Snowdon - 1/20/22 - Reading Aloud in the Library of Alexandria
1/20/22
Today, I was thinking about our discussion in class, regarding how “the Library of Alexandria was probably one of the louder places in the ancient world,” due to the fact that, at that time, everybody would have read aloud. This really boggled my mind; one of those moments where I went right to my parents (a benefit of online learning) to drop that fun fact on them. It reminded me, even though it is not directly related, to some reading I did, though I can’t remember where, of a story of the first time Chinese court officials tried on a pair of glasses in the 16th century, brought there by a Portuguese emissary. The lines that I remember include one old man remarking that he could “see the small edges of things again” and “read with only the light from the window, like when I was a young man.” I suppose that this story made me think of that one due to the fact that they both seem so hard to imagine for we modern observers, but serve as clear reminders that times do change.

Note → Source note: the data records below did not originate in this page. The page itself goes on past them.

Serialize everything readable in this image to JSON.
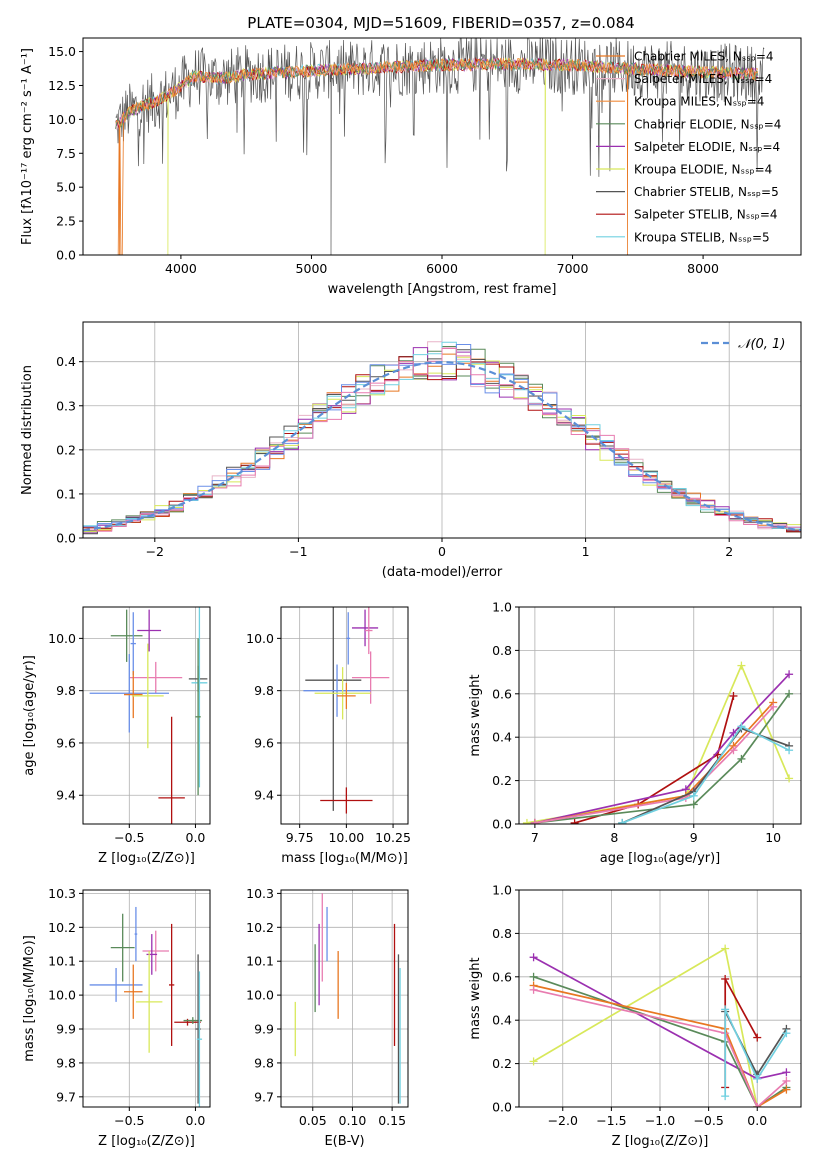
{
  "figure_title": "PLATE=0304, MJD=51609, FIBERID=0357, z=0.084",
  "colors": {
    "Chabrier MILES": "#e87722",
    "Salpeter MILES": "#e8b4c8",
    "Kroupa MILES": "#f08c3c",
    "Chabrier ELODIE": "#5a8a5a",
    "Salpeter ELODIE": "#9b30b0",
    "Kroupa ELODIE": "#d8e85a",
    "Chabrier STELIB": "#555555",
    "Salpeter STELIB": "#b01010",
    "Kroupa STELIB": "#70d0e0",
    "normal": "#5b8fd6",
    "pink": "#e87cb0",
    "blue": "#6a8fe8"
  },
  "chart_data": [
    {
      "id": "spectrum",
      "type": "line",
      "title": "PLATE=0304, MJD=51609, FIBERID=0357, z=0.084",
      "xlabel": "wavelength [Angstrom, rest frame]",
      "ylabel": "Flux [fλ10⁻¹⁷ erg cm⁻² s⁻¹ A⁻¹]",
      "xlim": [
        3250,
        8750
      ],
      "ylim": [
        0,
        16
      ],
      "xticks": [
        4000,
        5000,
        6000,
        7000,
        8000
      ],
      "yticks": [
        0.0,
        2.5,
        5.0,
        7.5,
        10.0,
        12.5,
        15.0
      ],
      "legend_position": "right",
      "legend": [
        "Chabrier MILES, Nₛₛₚ=4",
        "Salpeter MILES, Nₛₛₚ=4",
        "Kroupa MILES, Nₛₛₚ=4",
        "Chabrier ELODIE, Nₛₛₚ=4",
        "Salpeter ELODIE, Nₛₛₚ=4",
        "Kroupa ELODIE, Nₛₛₚ=4",
        "Chabrier STELIB, Nₛₛₚ=5",
        "Salpeter STELIB, Nₛₛₚ=4",
        "Kroupa STELIB, Nₛₛₚ=5"
      ],
      "legend_colors": [
        "#e87722",
        "#e8b4c8",
        "#f08c3c",
        "#5a8a5a",
        "#9b30b0",
        "#d8e85a",
        "#555555",
        "#b01010",
        "#70d0e0"
      ],
      "continuum": {
        "x": [
          3500,
          3600,
          3700,
          3800,
          3900,
          4000,
          4100,
          4300,
          4500,
          5000,
          5500,
          6000,
          6500,
          7000,
          7500,
          8000,
          8500
        ],
        "y": [
          9.5,
          10.5,
          11.0,
          11.3,
          11.8,
          12.4,
          13.2,
          13.0,
          13.3,
          13.6,
          13.8,
          14.0,
          14.1,
          14.0,
          13.7,
          13.5,
          13.3
        ]
      },
      "dips": [
        3530,
        3900,
        5150,
        6790,
        7420
      ]
    },
    {
      "id": "residuals",
      "type": "bar",
      "xlabel": "(data-model)/error",
      "ylabel": "Normed distribution",
      "xlim": [
        -2.5,
        2.5
      ],
      "ylim": [
        0,
        0.49
      ],
      "xticks": [
        -2,
        -1,
        0,
        1,
        2
      ],
      "yticks": [
        0.0,
        0.1,
        0.2,
        0.3,
        0.4
      ],
      "legend": [
        "𝒩(0, 1)"
      ],
      "legend_position": "top-right",
      "bin_width": 0.1
    },
    {
      "id": "age-Z",
      "type": "scatter",
      "xlabel": "Z [log₁₀(Z/Z⊙)]",
      "ylabel": "age  [log₁₀(age/yr)]",
      "xlim": [
        -0.85,
        0.11
      ],
      "ylim": [
        9.29,
        10.12
      ],
      "xticks": [
        -0.5,
        0.0
      ],
      "yticks": [
        9.4,
        9.6,
        9.8,
        10.0
      ],
      "points": [
        {
          "x": -0.52,
          "y": 10.01,
          "xerr": 0.12,
          "yerr": 0.1,
          "c": "#5a8a5a"
        },
        {
          "x": -0.35,
          "y": 10.03,
          "xerr": 0.09,
          "yerr": 0.08,
          "c": "#9b30b0"
        },
        {
          "x": -0.47,
          "y": 9.98,
          "xerr": 0.02,
          "yerr": 0.12,
          "c": "#6a8fe8"
        },
        {
          "x": -0.3,
          "y": 9.85,
          "xerr": 0.2,
          "yerr": 0.06,
          "c": "#e87cb0"
        },
        {
          "x": -0.5,
          "y": 9.79,
          "xerr": 0.3,
          "yerr": 0.15,
          "c": "#6a8fe8"
        },
        {
          "x": -0.47,
          "y": 9.785,
          "xerr": 0.07,
          "yerr": 0.09,
          "c": "#e87722"
        },
        {
          "x": -0.36,
          "y": 9.78,
          "xerr": 0.12,
          "yerr": 0.2,
          "c": "#d8e85a"
        },
        {
          "x": -0.18,
          "y": 9.39,
          "xerr": 0.1,
          "yerr": 0.31,
          "c": "#b01010"
        },
        {
          "x": 0.02,
          "y": 9.845,
          "xerr": 0.07,
          "yerr": 0.05,
          "c": "#555555"
        },
        {
          "x": 0.03,
          "y": 9.83,
          "xerr": 0.06,
          "yerr": 0.4,
          "c": "#70d0e0"
        },
        {
          "x": 0.02,
          "y": 9.7,
          "xerr": 0.02,
          "yerr": 0.3,
          "c": "#5a8a5a"
        }
      ]
    },
    {
      "id": "age-mass",
      "type": "scatter",
      "xlabel": "mass [log₁₀(M/M⊙)]",
      "ylabel": "",
      "xlim": [
        9.65,
        10.33
      ],
      "ylim": [
        9.29,
        10.12
      ],
      "xticks": [
        9.75,
        10.0,
        10.25
      ],
      "yticks": [
        9.4,
        9.6,
        9.8,
        10.0
      ],
      "points": [
        {
          "x": 10.1,
          "y": 10.04,
          "xerr": 0.07,
          "yerr": 0.07,
          "c": "#9b30b0"
        },
        {
          "x": 10.12,
          "y": 10.03,
          "xerr": 0.02,
          "yerr": 0.09,
          "c": "#e87cb0"
        },
        {
          "x": 10.01,
          "y": 10.0,
          "xerr": 0.01,
          "yerr": 0.1,
          "c": "#6a8fe8"
        },
        {
          "x": 10.13,
          "y": 9.85,
          "xerr": 0.1,
          "yerr": 0.1,
          "c": "#e87cb0"
        },
        {
          "x": 9.93,
          "y": 9.84,
          "xerr": 0.15,
          "yerr": 0.5,
          "c": "#555555"
        },
        {
          "x": 9.95,
          "y": 9.8,
          "xerr": 0.18,
          "yerr": 0.1,
          "c": "#6a8fe8"
        },
        {
          "x": 9.98,
          "y": 9.79,
          "xerr": 0.15,
          "yerr": 0.1,
          "c": "#d8e85a"
        },
        {
          "x": 10.0,
          "y": 9.78,
          "xerr": 0.05,
          "yerr": 0.05,
          "c": "#e87722"
        },
        {
          "x": 10.0,
          "y": 9.38,
          "xerr": 0.14,
          "yerr": 0.05,
          "c": "#b01010"
        }
      ]
    },
    {
      "id": "weight-age",
      "type": "line",
      "xlabel": "age  [log₁₀(age/yr)]",
      "ylabel": "mass weight",
      "xlim": [
        6.8,
        10.35
      ],
      "ylim": [
        0,
        1
      ],
      "xticks": [
        7,
        8,
        9,
        10
      ],
      "yticks": [
        0.0,
        0.2,
        0.4,
        0.6,
        0.8,
        1.0
      ],
      "series": [
        {
          "c": "#d8e85a",
          "x": [
            6.9,
            8.9,
            9.6,
            10.2
          ],
          "y": [
            0.005,
            0.13,
            0.73,
            0.21
          ]
        },
        {
          "c": "#b01010",
          "x": [
            7.5,
            8.3,
            9.3,
            9.5
          ],
          "y": [
            0.005,
            0.09,
            0.32,
            0.59
          ]
        },
        {
          "c": "#9b30b0",
          "x": [
            7.0,
            8.9,
            9.5,
            10.2
          ],
          "y": [
            0.005,
            0.16,
            0.42,
            0.69
          ]
        },
        {
          "c": "#5a8a5a",
          "x": [
            7.0,
            9.0,
            9.6,
            10.2
          ],
          "y": [
            0.005,
            0.09,
            0.3,
            0.6
          ]
        },
        {
          "c": "#e87722",
          "x": [
            7.0,
            8.9,
            9.5,
            10.0
          ],
          "y": [
            0.005,
            0.13,
            0.36,
            0.56
          ]
        },
        {
          "c": "#e87cb0",
          "x": [
            7.0,
            8.9,
            9.5,
            10.0
          ],
          "y": [
            0.005,
            0.12,
            0.34,
            0.54
          ]
        },
        {
          "c": "#555555",
          "x": [
            8.1,
            9.0,
            9.6,
            10.2
          ],
          "y": [
            0.005,
            0.15,
            0.44,
            0.36
          ]
        },
        {
          "c": "#70d0e0",
          "x": [
            8.1,
            9.0,
            9.6,
            10.2
          ],
          "y": [
            0.005,
            0.13,
            0.45,
            0.34
          ]
        }
      ]
    },
    {
      "id": "mass-Z",
      "type": "scatter",
      "xlabel": "Z [log₁₀(Z/Z⊙)]",
      "ylabel": "mass [log₁₀(M/M⊙)]",
      "xlim": [
        -0.85,
        0.11
      ],
      "ylim": [
        9.67,
        10.31
      ],
      "xticks": [
        -0.5,
        0.0
      ],
      "yticks": [
        9.7,
        9.8,
        9.9,
        10.0,
        10.1,
        10.2,
        10.3
      ],
      "points": [
        {
          "x": -0.55,
          "y": 10.14,
          "xerr": 0.09,
          "yerr": 0.1,
          "c": "#5a8a5a"
        },
        {
          "x": -0.45,
          "y": 10.18,
          "xerr": 0.01,
          "yerr": 0.08,
          "c": "#6a8fe8"
        },
        {
          "x": -0.3,
          "y": 10.13,
          "xerr": 0.1,
          "yerr": 0.06,
          "c": "#e87cb0"
        },
        {
          "x": -0.33,
          "y": 10.12,
          "xerr": 0.04,
          "yerr": 0.06,
          "c": "#9b30b0"
        },
        {
          "x": -0.6,
          "y": 10.03,
          "xerr": 0.2,
          "yerr": 0.05,
          "c": "#6a8fe8"
        },
        {
          "x": -0.47,
          "y": 10.01,
          "xerr": 0.07,
          "yerr": 0.08,
          "c": "#e87722"
        },
        {
          "x": -0.35,
          "y": 9.98,
          "xerr": 0.1,
          "yerr": 0.15,
          "c": "#d8e85a"
        },
        {
          "x": -0.18,
          "y": 10.03,
          "xerr": 0.02,
          "yerr": 0.18,
          "c": "#b01010"
        },
        {
          "x": -0.06,
          "y": 9.92,
          "xerr": 0.1,
          "yerr": 0.01,
          "c": "#b01010"
        },
        {
          "x": -0.02,
          "y": 9.925,
          "xerr": 0.07,
          "yerr": 0.01,
          "c": "#5a8a5a"
        },
        {
          "x": 0.02,
          "y": 9.9,
          "xerr": 0.02,
          "yerr": 0.22,
          "c": "#555555"
        },
        {
          "x": 0.03,
          "y": 9.87,
          "xerr": 0.02,
          "yerr": 0.2,
          "c": "#70d0e0"
        }
      ]
    },
    {
      "id": "mass-EBV",
      "type": "scatter",
      "xlabel": "E(B-V)",
      "ylabel": "",
      "xlim": [
        0.01,
        0.17
      ],
      "ylim": [
        9.67,
        10.31
      ],
      "xticks": [
        0.05,
        0.1,
        0.15
      ],
      "yticks": [
        9.7,
        9.8,
        9.9,
        10.0,
        10.1,
        10.2,
        10.3
      ],
      "points": [
        {
          "x": 0.028,
          "y": 9.9,
          "xerr": 0.0,
          "yerr": 0.08,
          "c": "#d8e85a"
        },
        {
          "x": 0.053,
          "y": 10.05,
          "xerr": 0.0,
          "yerr": 0.1,
          "c": "#5a8a5a"
        },
        {
          "x": 0.058,
          "y": 10.09,
          "xerr": 0.0,
          "yerr": 0.12,
          "c": "#9b30b0"
        },
        {
          "x": 0.062,
          "y": 10.17,
          "xerr": 0.0,
          "yerr": 0.13,
          "c": "#e87cb0"
        },
        {
          "x": 0.068,
          "y": 10.18,
          "xerr": 0.0,
          "yerr": 0.08,
          "c": "#6a8fe8"
        },
        {
          "x": 0.082,
          "y": 10.03,
          "xerr": 0.0,
          "yerr": 0.1,
          "c": "#e87722"
        },
        {
          "x": 0.153,
          "y": 10.03,
          "xerr": 0.0,
          "yerr": 0.18,
          "c": "#b01010"
        },
        {
          "x": 0.158,
          "y": 9.9,
          "xerr": 0.0,
          "yerr": 0.22,
          "c": "#555555"
        },
        {
          "x": 0.16,
          "y": 9.88,
          "xerr": 0.0,
          "yerr": 0.2,
          "c": "#70d0e0"
        }
      ]
    },
    {
      "id": "weight-Z",
      "type": "line",
      "xlabel": "Z [log₁₀(Z/Z⊙)]",
      "ylabel": "mass weight",
      "xlim": [
        -2.45,
        0.45
      ],
      "ylim": [
        0,
        1
      ],
      "xticks": [
        -2.0,
        -1.5,
        -1.0,
        -0.5,
        0.0
      ],
      "yticks": [
        0.0,
        0.2,
        0.4,
        0.6,
        0.8,
        1.0
      ],
      "series": [
        {
          "c": "#d8e85a",
          "x": [
            -2.3,
            -0.33,
            0.0
          ],
          "y": [
            0.21,
            0.73,
            0.0
          ]
        },
        {
          "c": "#9b30b0",
          "x": [
            -2.3,
            0.0,
            0.3
          ],
          "y": [
            0.69,
            0.13,
            0.16
          ]
        },
        {
          "c": "#5a8a5a",
          "x": [
            -2.3,
            -0.33,
            0.0,
            0.3
          ],
          "y": [
            0.6,
            0.3,
            0.0,
            0.09
          ]
        },
        {
          "c": "#e87722",
          "x": [
            -2.3,
            -0.33,
            0.0,
            0.3
          ],
          "y": [
            0.56,
            0.36,
            0.0,
            0.08
          ]
        },
        {
          "c": "#e87cb0",
          "x": [
            -2.3,
            -0.33,
            0.0,
            0.3
          ],
          "y": [
            0.54,
            0.34,
            0.0,
            0.12
          ]
        },
        {
          "c": "#b01010",
          "x": [
            -0.33,
            -0.33,
            0.0
          ],
          "y": [
            0.09,
            0.59,
            0.32
          ]
        },
        {
          "c": "#555555",
          "x": [
            -0.33,
            0.0,
            0.3
          ],
          "y": [
            0.44,
            0.15,
            0.36
          ]
        },
        {
          "c": "#70d0e0",
          "x": [
            -0.33,
            -0.33,
            0.0,
            0.3
          ],
          "y": [
            0.05,
            0.45,
            0.13,
            0.34
          ]
        }
      ]
    }
  ]
}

As laid out in class, the story about the Library of Alexandria testifies most loudly to the fact that written language really has a strong effect on the entire development of a person’s mindset towards life, and towards the concept of information, as vague as that sounds. In seeing how long that people, even after being exposed to written language for the first time, began to regularly process it internally, rather than reading it or hearing it aloud, seems to show how ingrained in our minds that method of collecting information had been, and continued to be.